I'm not sure how much of that is implemented. I believe that is more of an OSCAL 2.0 feature.

Back to your original parameter question - one clarification: Are you talking about parameters in the context of the profiles to which you link. (i.e. if FedRAMP Moderate, AC-2 parameter 4 has ___ value, this is the setting)? Or are you talking about parameters within the context of the control response? Something else? (what am I not seeing?)

butler54 commented 4 years ago

So on the question of parameters. I was talking about this (parsing your language) in the control response. I'll provide a bit of an example which hopefully will highlight the need.

Say that I wanted to consume a DBaaS from a cloud service provider. Let's presume that their are two encryption option: 1) Where the CSP manages the encryption keys 2) Where the user manages keys through a key management store.

So the kind of parameter for this component / control-implementation is a choice of the encryption method.

In this scenario SC-28 is agnostic to the encryption method.
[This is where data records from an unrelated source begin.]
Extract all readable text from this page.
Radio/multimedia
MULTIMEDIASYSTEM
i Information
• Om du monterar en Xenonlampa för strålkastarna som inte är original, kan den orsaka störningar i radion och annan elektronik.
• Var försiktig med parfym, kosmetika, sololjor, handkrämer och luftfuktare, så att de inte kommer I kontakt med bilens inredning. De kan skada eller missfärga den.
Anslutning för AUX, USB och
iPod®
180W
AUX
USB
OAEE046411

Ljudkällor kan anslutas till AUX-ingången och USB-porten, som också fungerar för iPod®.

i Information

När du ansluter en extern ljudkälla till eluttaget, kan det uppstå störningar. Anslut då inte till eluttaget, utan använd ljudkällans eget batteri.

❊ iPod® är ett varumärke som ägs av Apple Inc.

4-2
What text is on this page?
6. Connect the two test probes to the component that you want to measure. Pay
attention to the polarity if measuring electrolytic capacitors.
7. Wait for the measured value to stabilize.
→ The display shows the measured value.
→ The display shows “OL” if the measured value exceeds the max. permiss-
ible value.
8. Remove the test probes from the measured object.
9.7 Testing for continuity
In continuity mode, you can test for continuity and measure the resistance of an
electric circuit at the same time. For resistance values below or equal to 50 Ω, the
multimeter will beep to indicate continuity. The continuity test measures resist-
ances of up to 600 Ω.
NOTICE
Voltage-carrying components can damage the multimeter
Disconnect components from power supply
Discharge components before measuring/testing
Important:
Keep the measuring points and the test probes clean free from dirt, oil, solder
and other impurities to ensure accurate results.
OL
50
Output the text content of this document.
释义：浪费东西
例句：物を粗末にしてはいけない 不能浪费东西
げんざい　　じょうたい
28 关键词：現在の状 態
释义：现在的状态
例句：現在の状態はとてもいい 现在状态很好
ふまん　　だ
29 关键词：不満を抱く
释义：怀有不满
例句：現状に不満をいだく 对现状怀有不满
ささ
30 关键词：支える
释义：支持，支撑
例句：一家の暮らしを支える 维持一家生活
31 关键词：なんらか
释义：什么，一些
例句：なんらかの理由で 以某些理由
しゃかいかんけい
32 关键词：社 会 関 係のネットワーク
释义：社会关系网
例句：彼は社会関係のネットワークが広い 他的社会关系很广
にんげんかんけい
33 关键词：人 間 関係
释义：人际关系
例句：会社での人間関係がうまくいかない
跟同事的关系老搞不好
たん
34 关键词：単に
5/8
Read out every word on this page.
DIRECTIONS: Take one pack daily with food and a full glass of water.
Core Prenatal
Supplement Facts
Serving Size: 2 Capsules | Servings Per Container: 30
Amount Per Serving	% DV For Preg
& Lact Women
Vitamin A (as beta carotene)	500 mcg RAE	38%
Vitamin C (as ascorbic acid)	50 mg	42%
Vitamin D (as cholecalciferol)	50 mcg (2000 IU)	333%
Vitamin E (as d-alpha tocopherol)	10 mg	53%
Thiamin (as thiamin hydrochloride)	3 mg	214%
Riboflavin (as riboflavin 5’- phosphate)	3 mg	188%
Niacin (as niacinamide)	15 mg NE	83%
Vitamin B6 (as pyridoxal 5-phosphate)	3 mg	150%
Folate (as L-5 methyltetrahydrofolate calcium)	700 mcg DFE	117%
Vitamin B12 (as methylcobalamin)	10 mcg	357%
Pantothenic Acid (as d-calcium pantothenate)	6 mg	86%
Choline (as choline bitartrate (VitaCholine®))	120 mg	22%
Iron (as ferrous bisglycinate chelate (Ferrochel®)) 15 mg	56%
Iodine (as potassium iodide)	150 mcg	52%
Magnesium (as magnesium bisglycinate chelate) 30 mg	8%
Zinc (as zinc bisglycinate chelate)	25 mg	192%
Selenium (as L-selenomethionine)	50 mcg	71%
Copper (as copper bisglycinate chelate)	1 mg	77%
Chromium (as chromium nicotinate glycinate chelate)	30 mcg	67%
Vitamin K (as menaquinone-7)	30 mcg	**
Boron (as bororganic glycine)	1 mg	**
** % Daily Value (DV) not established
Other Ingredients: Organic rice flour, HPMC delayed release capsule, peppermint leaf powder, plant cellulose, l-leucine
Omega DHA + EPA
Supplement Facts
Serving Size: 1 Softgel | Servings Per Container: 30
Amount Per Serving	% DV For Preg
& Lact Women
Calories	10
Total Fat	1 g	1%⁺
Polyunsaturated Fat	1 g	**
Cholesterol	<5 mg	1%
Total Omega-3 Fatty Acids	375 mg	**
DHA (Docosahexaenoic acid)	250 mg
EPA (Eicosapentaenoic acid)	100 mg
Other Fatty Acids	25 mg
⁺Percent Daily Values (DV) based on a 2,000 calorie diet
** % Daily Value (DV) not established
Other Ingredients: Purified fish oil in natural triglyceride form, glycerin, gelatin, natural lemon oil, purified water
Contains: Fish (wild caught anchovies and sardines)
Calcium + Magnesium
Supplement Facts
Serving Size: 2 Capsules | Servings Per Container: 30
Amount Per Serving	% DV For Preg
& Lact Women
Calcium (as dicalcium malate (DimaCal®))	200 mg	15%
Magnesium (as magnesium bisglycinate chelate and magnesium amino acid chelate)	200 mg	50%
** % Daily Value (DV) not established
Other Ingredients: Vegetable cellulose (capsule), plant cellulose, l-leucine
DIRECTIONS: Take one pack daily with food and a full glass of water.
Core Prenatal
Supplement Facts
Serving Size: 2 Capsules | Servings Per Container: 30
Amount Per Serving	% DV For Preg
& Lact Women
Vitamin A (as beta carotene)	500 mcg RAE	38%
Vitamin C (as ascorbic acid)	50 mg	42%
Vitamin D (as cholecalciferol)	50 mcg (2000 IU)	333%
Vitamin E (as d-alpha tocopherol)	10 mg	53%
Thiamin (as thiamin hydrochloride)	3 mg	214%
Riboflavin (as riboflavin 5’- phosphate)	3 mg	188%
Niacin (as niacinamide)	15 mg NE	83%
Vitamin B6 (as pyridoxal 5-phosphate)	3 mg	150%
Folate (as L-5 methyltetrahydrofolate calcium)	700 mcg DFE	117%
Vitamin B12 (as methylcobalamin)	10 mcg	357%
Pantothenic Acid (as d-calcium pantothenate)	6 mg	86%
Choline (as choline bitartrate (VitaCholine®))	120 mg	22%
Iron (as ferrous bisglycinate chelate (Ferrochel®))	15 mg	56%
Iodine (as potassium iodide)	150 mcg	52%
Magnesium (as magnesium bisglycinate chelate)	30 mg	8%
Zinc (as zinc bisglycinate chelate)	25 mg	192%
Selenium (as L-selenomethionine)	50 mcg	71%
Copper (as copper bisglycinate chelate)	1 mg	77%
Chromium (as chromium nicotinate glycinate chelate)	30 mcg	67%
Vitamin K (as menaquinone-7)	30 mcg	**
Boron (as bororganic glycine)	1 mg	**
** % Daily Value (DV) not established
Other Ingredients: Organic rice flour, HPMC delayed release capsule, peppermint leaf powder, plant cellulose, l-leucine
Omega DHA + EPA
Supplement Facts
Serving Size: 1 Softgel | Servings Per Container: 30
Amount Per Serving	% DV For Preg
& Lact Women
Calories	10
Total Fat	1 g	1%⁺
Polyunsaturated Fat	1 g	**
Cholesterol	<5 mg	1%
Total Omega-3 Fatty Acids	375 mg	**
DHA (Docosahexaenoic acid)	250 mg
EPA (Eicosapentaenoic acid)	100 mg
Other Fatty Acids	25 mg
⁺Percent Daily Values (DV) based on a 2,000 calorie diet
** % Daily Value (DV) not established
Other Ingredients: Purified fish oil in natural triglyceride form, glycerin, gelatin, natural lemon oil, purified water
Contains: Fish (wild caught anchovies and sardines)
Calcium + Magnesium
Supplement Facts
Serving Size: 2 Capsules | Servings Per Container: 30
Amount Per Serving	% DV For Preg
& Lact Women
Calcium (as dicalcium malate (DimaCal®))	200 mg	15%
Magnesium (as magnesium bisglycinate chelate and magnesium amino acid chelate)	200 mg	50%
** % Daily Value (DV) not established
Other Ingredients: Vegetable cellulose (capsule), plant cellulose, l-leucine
SC-12 on the other hand would (in implemented requirement) mandate that the encryption_option == user provided KMS.

This would allow us to basically express where controls constrain the 'configuration' of a component.

You can imagine a similar scenario where a component has declared support for multiple catalogs where a parameter affects control support across catalogs.

I hope this helps.

david-waltermire commented 4 years ago

Pushing this to the OSCAL 1.1 release.

Arminta-Jenkins-NIST commented 1 year ago

At the 11/16 Triage Meeting: This issue will be closed on Nov 24, 2023 if there isn't a written response before that time.